「えー、まずは新記録、おめでとうございます」
「ありがとうございます」
涼々がアナウンサーに向かってニコッと微笑んだ。
「今回の走りをご自分で振り返ってみてどうでしょうか。」
「えー、そうですね。自分の思い描く走りがしっかり出来たと思います。」
「全国大会は………「では、準備して出てきてくださーい。」」
まじ役員、タイミングわりーぜ。
せっかく涼々のアナウンスを見れると思ったのに…。
「残念だったな。

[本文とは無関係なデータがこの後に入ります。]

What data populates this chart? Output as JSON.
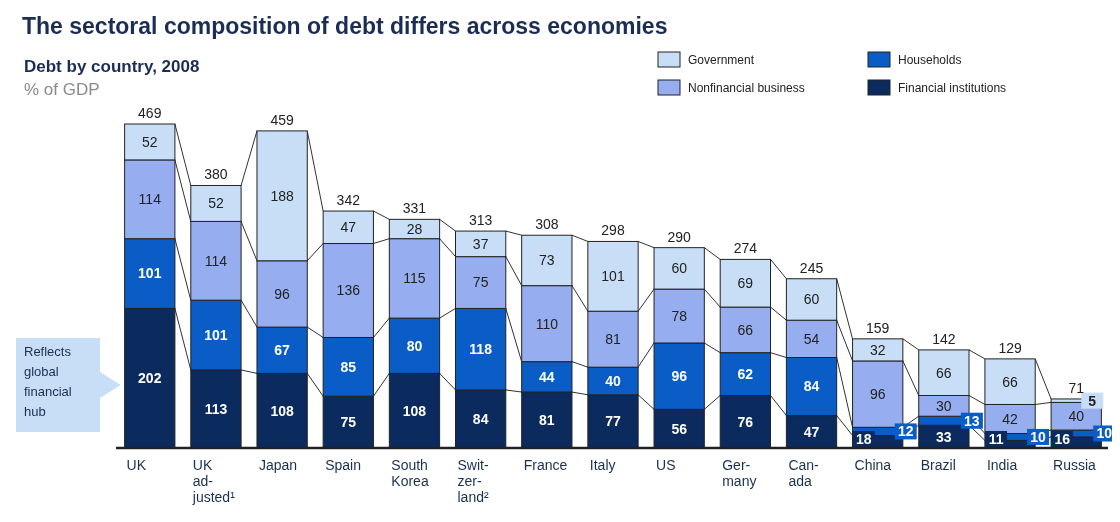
{
  "chart_data": {
    "type": "bar",
    "title": "The sectoral composition of debt differs across economies",
    "subtitle": "Debt by country, 2008",
    "ylabel": "% of GDP",
    "categories": [
      "UK",
      "UK ad-justed¹",
      "Japan",
      "Spain",
      "South Korea",
      "Swit-zer-land²",
      "France",
      "Italy",
      "US",
      "Ger-many",
      "Can-ada",
      "China",
      "Brazil",
      "India",
      "Russia"
    ],
    "stacked": true,
    "data_labels": true,
    "legend": "top right",
    "series": [
      {
        "name": "Financial institutions",
        "color": "#0b2a5e",
        "values": [
          202,
          113,
          108,
          75,
          108,
          84,
          81,
          77,
          56,
          76,
          47,
          18,
          33,
          11,
          16
        ]
      },
      {
        "name": "Households",
        "color": "#0a5cc6",
        "values": [
          101,
          101,
          67,
          85,
          80,
          118,
          44,
          40,
          96,
          62,
          84,
          12,
          13,
          10,
          10
        ]
      },
      {
        "name": "Nonfinancial business",
        "color": "#96adf0",
        "values": [
          114,
          114,
          96,
          136,
          115,
          75,
          110,
          81,
          78,
          66,
          54,
          96,
          30,
          42,
          40
        ]
      },
      {
        "name": "Government",
        "color": "#c8def6",
        "values": [
          52,
          52,
          188,
          47,
          28,
          37,
          73,
          101,
          60,
          69,
          60,
          32,
          66,
          66,
          5
        ]
      }
    ],
    "totals": [
      "469",
      "380",
      "459",
      "342",
      "331",
      "313",
      "308",
      "298",
      "290",
      "274",
      "245",
      "159",
      "142",
      "129",
      "71"
    ],
    "annotations": [
      "Reflects global financial hub"
    ]
  }
}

」
隣で俺のことを観察していた、高校からのライバルの野田が俺の肩を叩いて、着替え始めた。
「うっせーよ、会えたんだから充分。」
「え?あいつ好きなの?彼女いんのに?」
「んなわけねーだろ。大事な、後輩のひとりだよ。」
俺も服を脱ぎすて、ユニフォームになる。
「いいよな、こういう風に涙流してる後輩見ると俺らも頑張れるよな。」
は。なんて?
涙を流して?
誰が?
俺の動きが止まったのに気づいたのか、野田が口を開く。
「後輩ちゃん、嬉しすぎて泣いてんぞ?」
笑う野田の目線の先のスクリーンで………
涼々は涙を流していた。
「まけらんねーな、これは。」
「ごめん、勝の俺。」
野田が挑発してきた。
まぁ、勝ったり負けたりの俺ら。
「今日だけは負けられねーな。」
「それこっちのセリフ。」
「準備出てきた順に出てきてレーンに入ってくださーい。」
役員の声で、俺たちはふたり揃って靴紐を結び直した。